Er führt direkt zur "Freiangler-Seite"

Vielleicht nimmt ja der eine oder andere von Euch, die Gelegenheit war. Bei Fragen, gebe ich via pm gerne Antwort.

Gruss aus der Schweiz
Dani


----------



## gismowolf (28. Februar 2005)

*AW: Die Schweiz und Ihr Freianglerrecht*

Servus Dani CH!
Eine solche Vorgangsweise finde ich beispielgebend!Das sollte man allen Politikern Europas unter die Nase halten!!Gelten diese Bestimmungen nur für Schweizer Staatsbürger oder auch für Gäste aus dem Ausland?
Gruß Wolfgang


----------



## Dani_CH (28. Februar 2005)

*AW: Die Schweiz und Ihr Freianglerrecht*

Salü Wolfgang,

Diese Vorgehensweise ist nicht auf Schweizer Bürger beschränkt, sondern gilt für alle Bewohner dieses Planeten.
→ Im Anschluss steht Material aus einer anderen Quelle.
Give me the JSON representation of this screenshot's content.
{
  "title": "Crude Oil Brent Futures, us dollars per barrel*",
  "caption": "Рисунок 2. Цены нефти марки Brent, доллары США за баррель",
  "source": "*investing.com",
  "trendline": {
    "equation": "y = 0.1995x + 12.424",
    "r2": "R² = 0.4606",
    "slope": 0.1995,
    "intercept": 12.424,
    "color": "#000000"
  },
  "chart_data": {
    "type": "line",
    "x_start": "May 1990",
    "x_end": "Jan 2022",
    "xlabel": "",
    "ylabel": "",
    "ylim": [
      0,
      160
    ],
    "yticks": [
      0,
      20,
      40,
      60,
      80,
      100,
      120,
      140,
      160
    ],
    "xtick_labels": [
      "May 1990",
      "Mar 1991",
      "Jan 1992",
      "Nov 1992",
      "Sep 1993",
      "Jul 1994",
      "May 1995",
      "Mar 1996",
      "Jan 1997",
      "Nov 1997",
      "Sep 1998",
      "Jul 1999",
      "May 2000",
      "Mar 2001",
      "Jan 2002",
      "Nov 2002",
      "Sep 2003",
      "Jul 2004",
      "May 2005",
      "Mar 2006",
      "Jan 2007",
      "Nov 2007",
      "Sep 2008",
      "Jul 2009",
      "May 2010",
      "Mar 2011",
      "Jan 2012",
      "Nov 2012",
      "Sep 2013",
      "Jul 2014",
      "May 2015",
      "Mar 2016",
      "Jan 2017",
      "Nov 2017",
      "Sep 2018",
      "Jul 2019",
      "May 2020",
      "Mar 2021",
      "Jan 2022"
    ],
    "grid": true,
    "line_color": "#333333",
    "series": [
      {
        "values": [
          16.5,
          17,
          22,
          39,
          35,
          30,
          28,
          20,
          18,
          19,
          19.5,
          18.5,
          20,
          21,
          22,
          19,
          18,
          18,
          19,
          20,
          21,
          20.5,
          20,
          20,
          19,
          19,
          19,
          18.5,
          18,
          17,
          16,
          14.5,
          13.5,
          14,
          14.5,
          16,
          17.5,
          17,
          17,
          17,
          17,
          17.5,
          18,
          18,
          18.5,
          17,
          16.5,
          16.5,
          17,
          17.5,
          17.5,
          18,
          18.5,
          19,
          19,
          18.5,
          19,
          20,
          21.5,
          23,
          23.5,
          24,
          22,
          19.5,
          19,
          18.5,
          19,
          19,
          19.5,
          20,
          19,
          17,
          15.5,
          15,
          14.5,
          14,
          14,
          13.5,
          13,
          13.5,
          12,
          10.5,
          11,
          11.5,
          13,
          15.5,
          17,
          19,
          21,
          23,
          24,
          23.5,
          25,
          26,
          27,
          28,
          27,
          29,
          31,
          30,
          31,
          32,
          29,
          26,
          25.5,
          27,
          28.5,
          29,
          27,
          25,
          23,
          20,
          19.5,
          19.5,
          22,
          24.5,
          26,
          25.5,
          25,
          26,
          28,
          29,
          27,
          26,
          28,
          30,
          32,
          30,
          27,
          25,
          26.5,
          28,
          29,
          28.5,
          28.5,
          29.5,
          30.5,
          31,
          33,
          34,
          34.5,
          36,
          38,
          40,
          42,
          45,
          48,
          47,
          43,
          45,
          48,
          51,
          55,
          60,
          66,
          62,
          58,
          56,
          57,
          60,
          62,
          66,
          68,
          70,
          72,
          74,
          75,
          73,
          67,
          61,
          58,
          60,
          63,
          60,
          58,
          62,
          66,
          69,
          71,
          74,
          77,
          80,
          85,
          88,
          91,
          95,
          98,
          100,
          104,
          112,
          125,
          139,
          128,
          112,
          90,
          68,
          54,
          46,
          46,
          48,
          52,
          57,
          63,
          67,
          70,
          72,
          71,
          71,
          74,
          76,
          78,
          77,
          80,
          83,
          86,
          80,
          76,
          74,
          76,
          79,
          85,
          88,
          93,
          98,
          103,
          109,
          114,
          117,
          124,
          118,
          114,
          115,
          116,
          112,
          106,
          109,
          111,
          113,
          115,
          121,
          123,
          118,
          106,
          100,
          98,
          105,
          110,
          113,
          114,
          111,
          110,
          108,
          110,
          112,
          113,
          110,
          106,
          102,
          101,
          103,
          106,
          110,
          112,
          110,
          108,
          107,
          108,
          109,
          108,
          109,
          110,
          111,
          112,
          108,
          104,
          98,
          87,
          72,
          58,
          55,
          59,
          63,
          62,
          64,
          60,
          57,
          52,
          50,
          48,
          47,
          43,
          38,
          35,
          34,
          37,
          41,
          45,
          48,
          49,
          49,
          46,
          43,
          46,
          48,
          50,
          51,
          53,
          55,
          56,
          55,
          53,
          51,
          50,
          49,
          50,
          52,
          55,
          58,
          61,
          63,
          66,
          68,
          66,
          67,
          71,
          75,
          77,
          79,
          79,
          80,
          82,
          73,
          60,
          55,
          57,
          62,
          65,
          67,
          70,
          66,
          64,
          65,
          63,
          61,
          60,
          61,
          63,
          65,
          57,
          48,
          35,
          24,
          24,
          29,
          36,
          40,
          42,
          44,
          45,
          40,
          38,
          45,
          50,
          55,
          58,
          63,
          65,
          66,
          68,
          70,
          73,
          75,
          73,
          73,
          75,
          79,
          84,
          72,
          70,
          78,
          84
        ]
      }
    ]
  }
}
Man(N)/Frau, muss sich aber am besten über die lokalen Schonzeiten beim nächstbesten Angelhändler schlau machen. Auch unsere lokalen Vereine geben Dir jederzeit darüber Auskunft. Ein entsprechendes Verzeichnis findet man hier:

http://www.fischerweb.ch

Ein Versuch bei uns lohnt sich allemal, wenn man eh schon im Land ist.

Gruss Dani


----------



## angler0507 (7. März 2005)

*AW: Die Schweiz und Ihr Freianglerrecht*

Hallo Dani
Bin ein in Basel wohnhafter "Schwob" und das Schweizer Freianglerrecht ist mir einigermassen bekannt. Habe es vor Jahren am Sursee (oder Sempachersee?) und am Lago mal ausprobiert. War aber eher frustrierend, da eure Seen oft sehr steil abfallen und das Grundfischen ja meist nicht erlaubt ist.
Aber ich lerne gerne dazu: Kennst du zufällig Gewässer in der Nähe von Basel, die besonders reizvoll sind? Können ruhig auch welche sind, für die man ein Patent braucht, da ich im Besitz des deutschen Fischereischeins bin, der in der Schweiz ja anerkannt wird.
Habe mich bis jetzt nur mal für das Flüsschen Birs erkundigt – und deren Preise und Regelungen für Gastangler waren doch recht abschreckend...   
Ich bin gerne mit Wathose und Spinnrute unterwegs, bin aber auch fürs "Ansitzangeln" zu haben...
Gruss, Jan


----------



## Dani_CH (7. März 2005)

*AW: Die Schweiz und Ihr Freianglerrecht*

Salü Jan,

Ich kann Dir ab Mittwoch einen Tip abgeben, da unser Bassist, ebenfalls Angler, aus dieser Gegend kommt.

Apropos Grundangeln....Montiere doch einfach eine Laufpose..ohne Stopper..., so halt ich es jedenfalls.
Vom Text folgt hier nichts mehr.